Biochemistry and Cell Biology
Current research: Angiostatic and angiogenic chemokines that may contribute to corneal avascularity
Ana Ojeda, a graduate student in the Department of Biochemistry and Cell Biology, comes to Rice from her home in Ancud, a city in southern Chile on Chiloé Island. Ana said that when she visited the campus for her interview she fell in love with the architecture, the library, and the environment so much that she immediately wanted to join the graduate program. She has been surprised, in a positive way, by the many opportunities for international students to study in wide areas of interest.
Ojeda credits her undergraduate thesis advisor, Dr. Patricio Torres, for encouraging her to apply to graduate programs abroad. His selfless nature and passion for science continues to be a source of inspiration to her.
Ojeda is currently working in the Lwigale Lab under the direction of assistant professor Peter Lwigale where she is studying angiostatic and angiogenic chemokines that may contribute to corneal avascularity. Despite the considerable number of studies showing the significance of angiogenic factors and chemokines in vascular patterning, very little is known about the function of these molecules during eye development. Understanding the mechanism of corneal avascularity during development seems crucial to successfully treat diseases associated with corneal vascularization.

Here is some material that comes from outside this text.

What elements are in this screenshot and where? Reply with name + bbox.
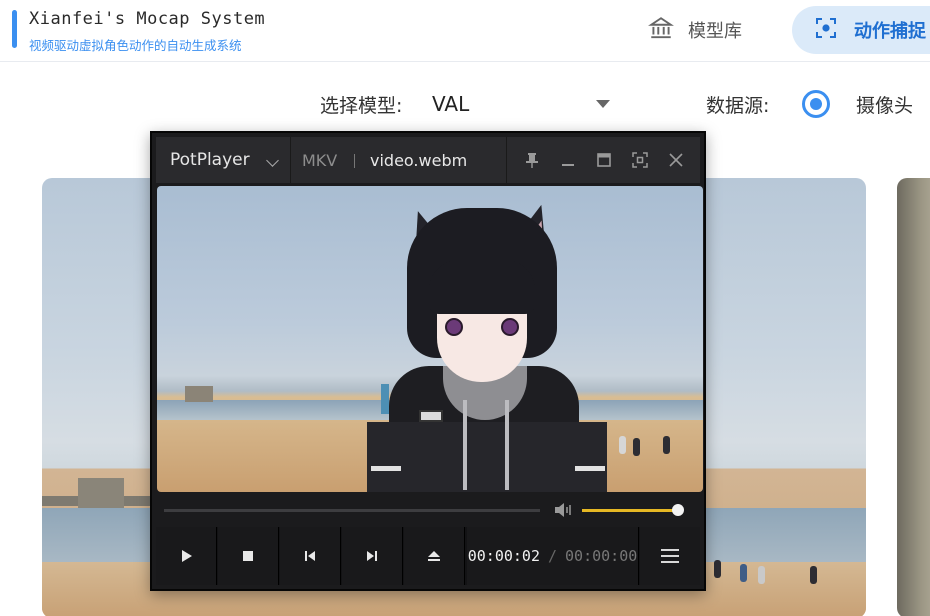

Ojeda plans to complete her Ph.D., focusing her research on developmental biology, cornea development, vasculogenesis and angiogenesis. She would like to return to Chile and work as a high-quality researcher and teacher with close collaborative ties to international research teams. She says: “I could apply everything that I am learning here, and share the wonderful experience that I had as an international student in the U.S.”